I was able to create the wanted functionality by checking, if the instance did already pass through the Dog.__init__ method. For this, I added 3 lines in the code of this method, indicated below.

class Dog(Animal):
    def __init__(self, name):
        if hasattr(self, '_initialized'):  # <-- new
            return                         # <-- new
        self._initialized = True           # <-- new
        self._name = f"Mr. {name}"


dog1 = Dog("Bello")
dog1.present()  # as expected, prints 'Mr. Bello, a Dog'.
dog2 = Animal("BELLO")
dog2.present()  # as wanted, also prints 'Mr.
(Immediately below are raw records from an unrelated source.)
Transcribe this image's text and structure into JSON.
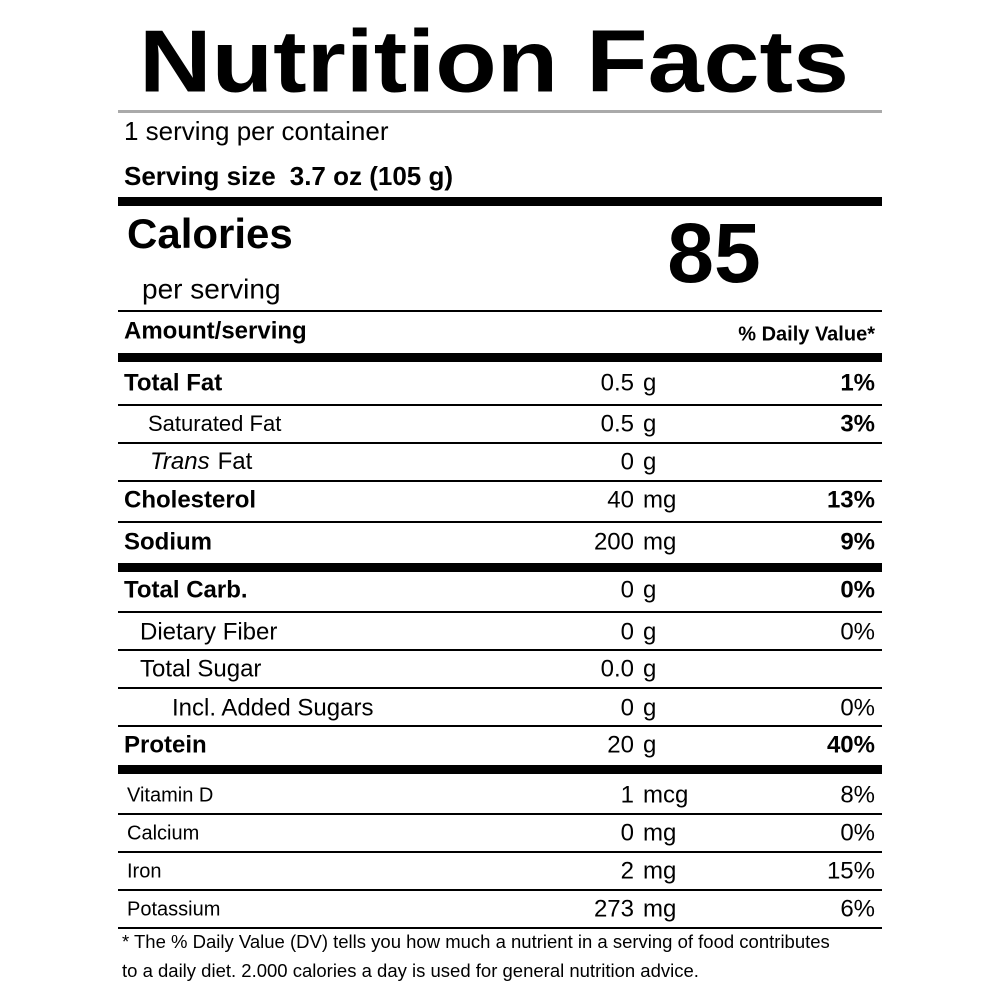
{
  "header": {
    "title": "Nutrition Facts",
    "servings": "1 serving per container",
    "serving_size_label": "Serving size",
    "serving_size": "3.7 oz (105 g)"
  },
  "calories": {
    "label": "Calories",
    "sublabel": "per serving",
    "value": "85"
  },
  "columns": {
    "amount": "Amount/serving",
    "daily_value": "% Daily Value*"
  },
  "rows": [
    {
      "name": "Total Fat",
      "amount": "0.5",
      "unit": "g",
      "dv": "1%"
    },
    {
      "name": "Saturated Fat",
      "amount": "0.5",
      "unit": "g",
      "dv": "3%"
    },
    {
      "name_italic": "Trans",
      "name": "Fat",
      "amount": "0",
      "unit": "g"
    },
    {
      "name": "Cholesterol",
      "amount": "40",
      "unit": "mg",
      "dv": "13%"
    },
    {
      "name": "Sodium",
      "amount": "200",
      "unit": "mg",
      "dv": "9%"
    },
    {
      "name": "Total Carb.",
      "amount": "0",
      "unit": "g",
      "dv": "0%"
    },
    {
      "name": "Dietary Fiber",
      "amount": "0",
      "unit": "g",
      "dv": "0%"
    },
    {
      "name": "Total Sugar",
      "amount": "0.0",
      "unit": "g"
    },
    {
      "name": "Incl. Added Sugars",
      "amount": "0",
      "unit": "g",
      "dv": "0%"
    },
    {
      "name": "Protein",
      "amount": "20",
      "unit": "g",
      "dv": "40%"
    },
    {
      "name": "Vitamin D",
      "amount": "1",
      "unit": "mcg",
      "dv": "8%"
    },
    {
      "name": "Calcium",
      "amount": "0",
      "unit": "mg",
      "dv": "0%"
    },
    {
      "name": "Iron",
      "amount": "2",
      "unit": "mg",
      "dv": "15%"
    },
    {
      "name": "Potassium",
      "amount": "273",
      "unit": "mg",
      "dv": "6%"
    }
  ],
  "footnote": [
    "* The % Daily Value (DV) tells you how much a nutrient in a serving of food contributes",
    "to a daily diet. 2.000 calories a day is used for general nutrition advice."
  ]
}
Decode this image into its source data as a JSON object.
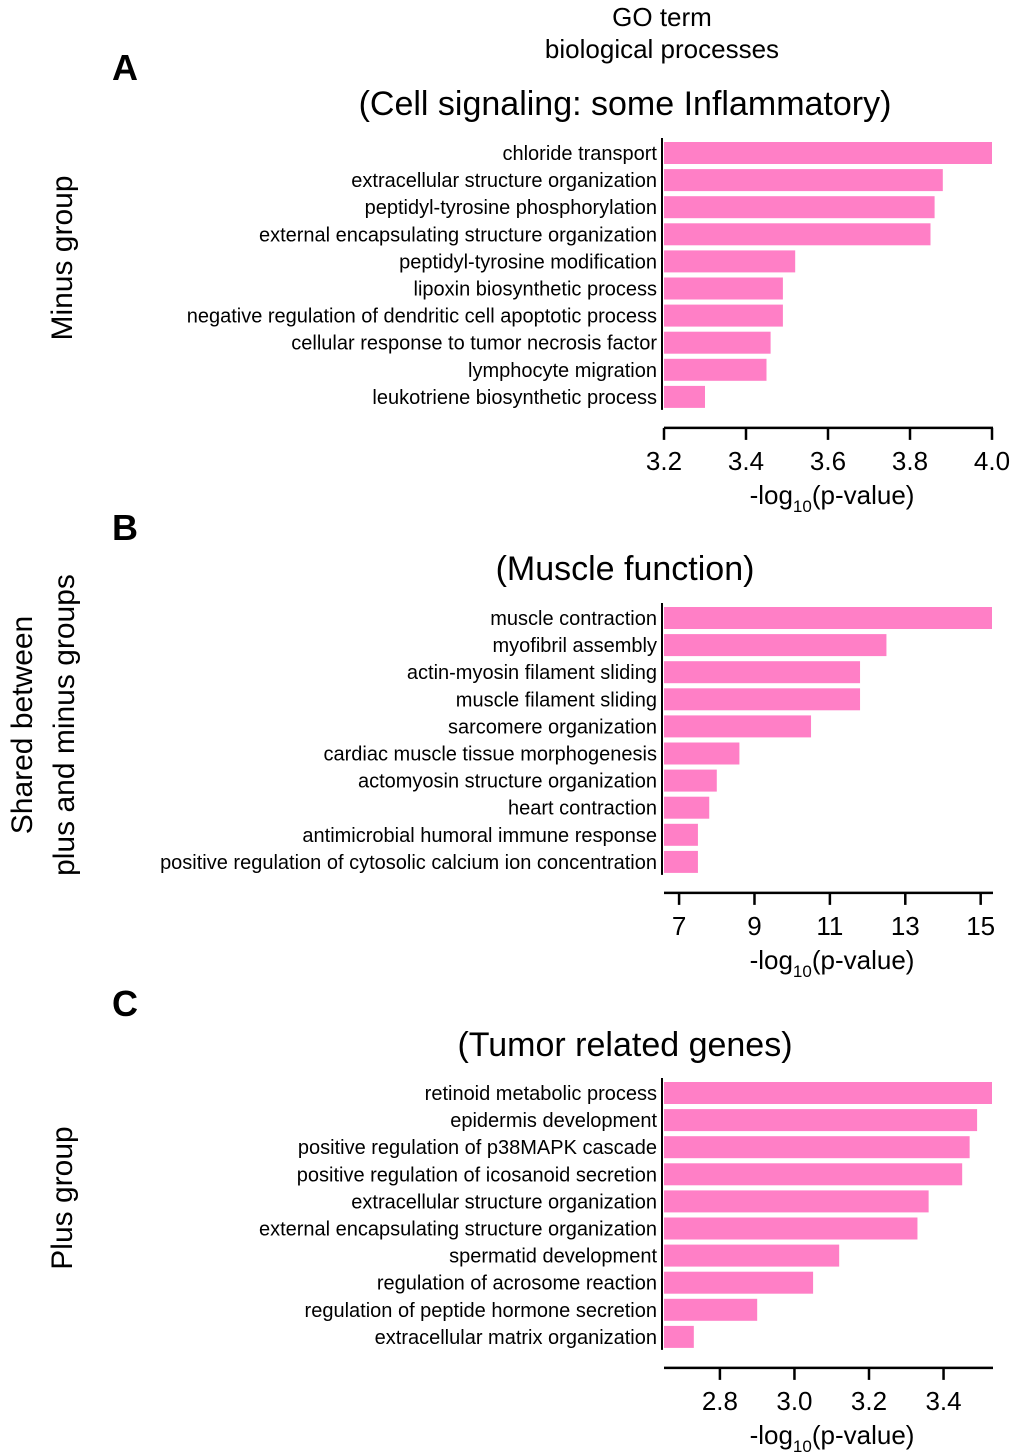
{
  "header": {
    "line1": "GO term",
    "line2": "biological processes"
  },
  "colors": {
    "bar": "#ff7fc6",
    "axis": "#000000",
    "text": "#000000"
  },
  "chart_data": [
    {
      "type": "bar",
      "orientation": "horizontal",
      "panel_letter": "A",
      "side_label": [
        "Minus group"
      ],
      "title": "(Cell signaling: some Inflammatory)",
      "xlabel": {
        "prefix": "-log",
        "sub": "10",
        "suffix": "(p-value)"
      },
      "xlim": [
        3.2,
        4.0
      ],
      "xticks": [
        "3.2",
        "3.4",
        "3.6",
        "3.8",
        "4.0"
      ],
      "tick_values": [
        3.2,
        3.4,
        3.6,
        3.8,
        4.0
      ],
      "categories": [
        "chloride transport",
        "extracellular structure organization",
        "peptidyl-tyrosine phosphorylation",
        "external encapsulating structure organization",
        "peptidyl-tyrosine modification",
        "lipoxin biosynthetic process",
        "negative regulation of dendritic cell apoptotic process",
        "cellular response to tumor necrosis factor",
        "lymphocyte migration",
        "leukotriene biosynthetic process"
      ],
      "values": [
        4.0,
        3.88,
        3.86,
        3.85,
        3.52,
        3.49,
        3.49,
        3.46,
        3.45,
        3.3
      ]
    },
    {
      "type": "bar",
      "orientation": "horizontal",
      "panel_letter": "B",
      "side_label": [
        "Shared between",
        "plus and minus groups"
      ],
      "title": "(Muscle function)",
      "xlabel": {
        "prefix": "-log",
        "sub": "10",
        "suffix": "(p-value)"
      },
      "xlim": [
        6.6,
        15.3
      ],
      "xticks": [
        "7",
        "9",
        "11",
        "13",
        "15"
      ],
      "tick_values": [
        7,
        9,
        11,
        13,
        15
      ],
      "categories": [
        "muscle contraction",
        "myofibril assembly",
        "actin-myosin filament sliding",
        "muscle filament sliding",
        "sarcomere organization",
        "cardiac muscle tissue morphogenesis",
        "actomyosin structure organization",
        "heart contraction",
        "antimicrobial humoral immune response",
        "positive regulation of cytosolic calcium ion concentration"
      ],
      "values": [
        15.3,
        12.5,
        11.8,
        11.8,
        10.5,
        8.6,
        8.0,
        7.8,
        7.5,
        7.5
      ]
    },
    {
      "type": "bar",
      "orientation": "horizontal",
      "panel_letter": "C",
      "side_label": [
        "Plus group"
      ],
      "title": "(Tumor related genes)",
      "xlabel": {
        "prefix": "-log",
        "sub": "10",
        "suffix": "(p-value)"
      },
      "xlim": [
        2.65,
        3.53
      ],
      "xticks": [
        "2.8",
        "3.0",
        "3.2",
        "3.4"
      ],
      "tick_values": [
        2.8,
        3.0,
        3.2,
        3.4
      ],
      "categories": [
        "retinoid metabolic process",
        "epidermis development",
        "positive regulation of p38MAPK cascade",
        "positive regulation of icosanoid secretion",
        "extracellular structure organization",
        "external encapsulating structure organization",
        "spermatid development",
        "regulation of acrosome reaction",
        "regulation of peptide hormone secretion",
        "extracellular matrix organization"
      ],
      "values": [
        3.53,
        3.49,
        3.47,
        3.45,
        3.36,
        3.33,
        3.12,
        3.05,
        2.9,
        2.73
      ]
    }
  ]
}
Bello, a Dog'.  # <--!

As these lines need to be added to each child class, it might make sense to create a decorator, like so:

def dont_initialize_twice(__init__):
    def wrapped(self, *args, **kwargs):
        if hasattr(self, "_initialized"):
            return
        __init__(self, *args, **kwargs)
        self._initialized = True

    return wrapped

class Dog:
    @dont_initialize_twice
    def __init__(self, name):
        self._name = f"Mr. {name}"

class Cat:
    @dont_initialize_twice
    def __init__(self, name):
        self._name = f"Dutchess {name}"

If there is a good reason, why this is bad practice, and a better solution exists, I'd really like to hear it.

In the end, I went with a class decorator:

# defining the decorator

def dont_init_twice(Class):
    """Decorator for child classes of Animal, to allow Animal to return a child instance."""
    original_init = Class.__init__
    Class._initialized = False

    def wrapped_init(self, *args, **kwargs):
        if not self._initialized:
            object.__setattr__(self, "_initialized", True)  #works also on frozen dataclasses
            original_init(self, *args, **kwargs)

    Class.__init__ = wrapped_init

    return Class


# decorating the child classes

@dont_init_twice
class Dog:
    def __init__(self, name):
        self._name = f"Mr. {name}"

@dont_init_twice
class Cat:
    def __init__(self, name):
        self._name = f"Dutchess {name}"

IMO, this is the cleanest and least invasive solution.